82-year-old man arrested after DNA identifies him as suspect in 1979 cold case murder
An 82-year-old North Carolina man was arrested this week after new DNA evidence connected him to a 1979 murder case.
Kathryn Donohue, of Arlington, Virginia, was found dead at her home in Glenarden, Maryland, on March 3, 1979. Donohue was 31 at the time. Detectives investigated the case as a rape and murder, but a suspect was never identified, the Prince George's County Police Department said in a statement on social media. The case remained open for decades.
In 2024, the Prince George Police Department's Cold Case Unit reexamined the case and used a grant to submit forensic evidence for new analysis. Evidence from the crime scene was sent to Othram, a forensic laboratory that specializes in forensic genetic genealogy and genome sequencing. Scientists there were able to extract DNA from the evidence and develop a comprehensive genetic profile, Othram said in a news release.
That DNA profile was used to contact potential relatives and led investigators to a suspect who police identified as 82-year-old Rodger Zodas Brown.
Brown was arrested at his home in North Carolina last week, the Prince George's County Chief of Police Malik Aziz said in a news conference on Tuesday. Brown is being held in North Carolina until he can be extradited, Aziz said, and has been charged with first degree murder, rape and related charges.

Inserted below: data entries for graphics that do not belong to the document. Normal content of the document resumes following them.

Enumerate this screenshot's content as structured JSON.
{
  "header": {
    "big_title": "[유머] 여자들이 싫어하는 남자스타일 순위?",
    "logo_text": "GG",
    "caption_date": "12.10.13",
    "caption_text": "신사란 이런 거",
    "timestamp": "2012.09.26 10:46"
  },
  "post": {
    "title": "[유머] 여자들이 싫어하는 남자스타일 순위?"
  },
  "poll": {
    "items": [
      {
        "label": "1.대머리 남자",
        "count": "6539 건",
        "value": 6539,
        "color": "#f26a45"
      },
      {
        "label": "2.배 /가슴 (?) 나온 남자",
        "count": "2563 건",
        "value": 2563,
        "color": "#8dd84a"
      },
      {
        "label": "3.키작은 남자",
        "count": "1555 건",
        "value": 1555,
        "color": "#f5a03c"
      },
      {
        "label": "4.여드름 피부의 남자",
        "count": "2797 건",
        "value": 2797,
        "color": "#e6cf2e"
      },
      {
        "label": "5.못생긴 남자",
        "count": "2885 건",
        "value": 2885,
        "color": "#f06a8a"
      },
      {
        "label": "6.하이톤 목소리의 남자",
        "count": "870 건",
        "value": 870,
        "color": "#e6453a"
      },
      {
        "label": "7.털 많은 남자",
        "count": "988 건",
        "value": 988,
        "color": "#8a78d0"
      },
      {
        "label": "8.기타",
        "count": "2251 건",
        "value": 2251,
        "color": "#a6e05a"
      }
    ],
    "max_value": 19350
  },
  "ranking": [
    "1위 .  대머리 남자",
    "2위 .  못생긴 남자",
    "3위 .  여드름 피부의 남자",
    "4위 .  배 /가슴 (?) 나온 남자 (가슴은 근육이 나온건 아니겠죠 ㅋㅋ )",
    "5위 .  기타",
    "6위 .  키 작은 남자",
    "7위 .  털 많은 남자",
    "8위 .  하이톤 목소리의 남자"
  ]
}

"This case serves as a reminder that we will never give up seeking the truth, no matter how much time has passed," Aziz said.
Aziz said that police have not uncovered any connection between Brown and Donohue. Brown lived in Hyattsville, Maryland, at the time of Donohue's murder, about seven miles from the neighborhood where Donohue lived.
The investigation remains open, Aziz said. Anyone with information about the case is asked to contact officials.
In a statement shared online, Donohue's family thanked investigators for "their determination, their compassion, and their relentless pursuit of the truth which has finally given us a sense of closure that we never thought possible after all this time."